Avant la rencontre de Munich, le Premier ministre arménien Nikol Pashinyan a annoncé qu'un plan de paix avait été proposé à l'Azerbaïdjan le 16 février. S’adressant aux journalistes à Munich, le président azerbaïdjanais Ilham Aliyev a déclaré que, bien que des progrès aient été réalisés sur la base du libellé du traité de paix, « ce n’était pas suffisant ». Selon OC Media, « trois points essentiels demeurent indécis dans le processus de paix en Azerbaïdjan et en Arménie, notamment la délimitation des frontières entre les deux pays, l’ouverture des liaisons de transport, ainsi que les droits et la sécurité de la population arménienne du Haut-Karabakh ». L'an dernier, les autorités de Bakou ont proposé leur propre plan à cinq volets.
Entre-temps, l'International Crisis Group (ICG) a publié un nouveau rapport en janvier 2023 mettant en garde contre la possibilité d'une autre guerre dans le Caucase méridional, par ailleurs, les risques sont moins atténués avec la participation de médiateurs tels que l’Union européenne (UE), qui a envoyé une mission de surveillance civile à la frontière entre l’Arménie et l’Azerbaïdjan en janvier 2023. L'ICG indique dans son rapport:
Bien qu’il reste beaucoup de choses à préciser sur la nouvelle mission, elle vise (selon les propos de l’UE) à « contribuer à la stabilité dans les zones frontalières », à « renforcer la confiance » et à « assurer un environnement propice » aux négociations de paix.
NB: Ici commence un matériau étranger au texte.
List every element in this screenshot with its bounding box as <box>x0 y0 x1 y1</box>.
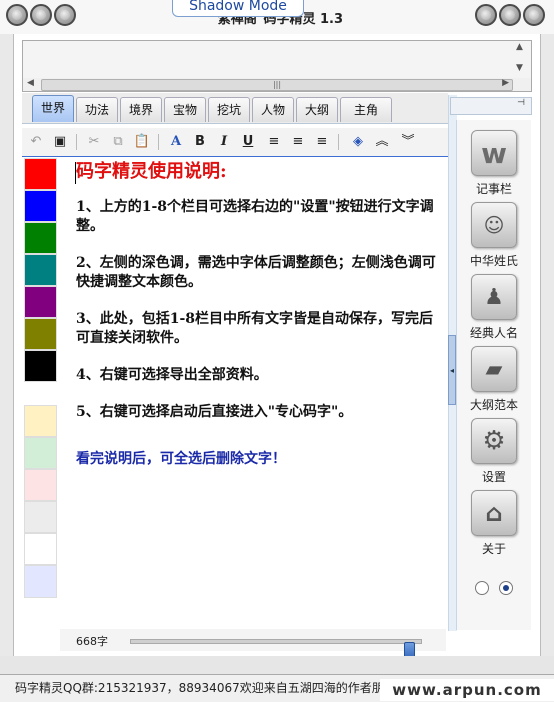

Ces objectifs sont tant ambitieux qu'appropriés. Le fournissement d'une connaissance plus approfondie et plus immédiate de la situation à l'UE, pourrait l’alerter sur la création de tensions, l’aider à se positionner pour un engagement diplomatique en temps opportun, et renforcerait également ses efforts de médiation.
Olesya Vartanyan, analyste principale du Caucase du Sud à l'ICG, a partagé sur Twitter l'importance de la mission de l'UE et ses enjeux. « En théorie, ce déploiement devrait permettre de réduire considérablement le temps de réaction de l’UE ou des États membres, si de nouveaux affrontements éclatent à la frontière arméno-azerbaïdjanaise », a écrit Vartanyan.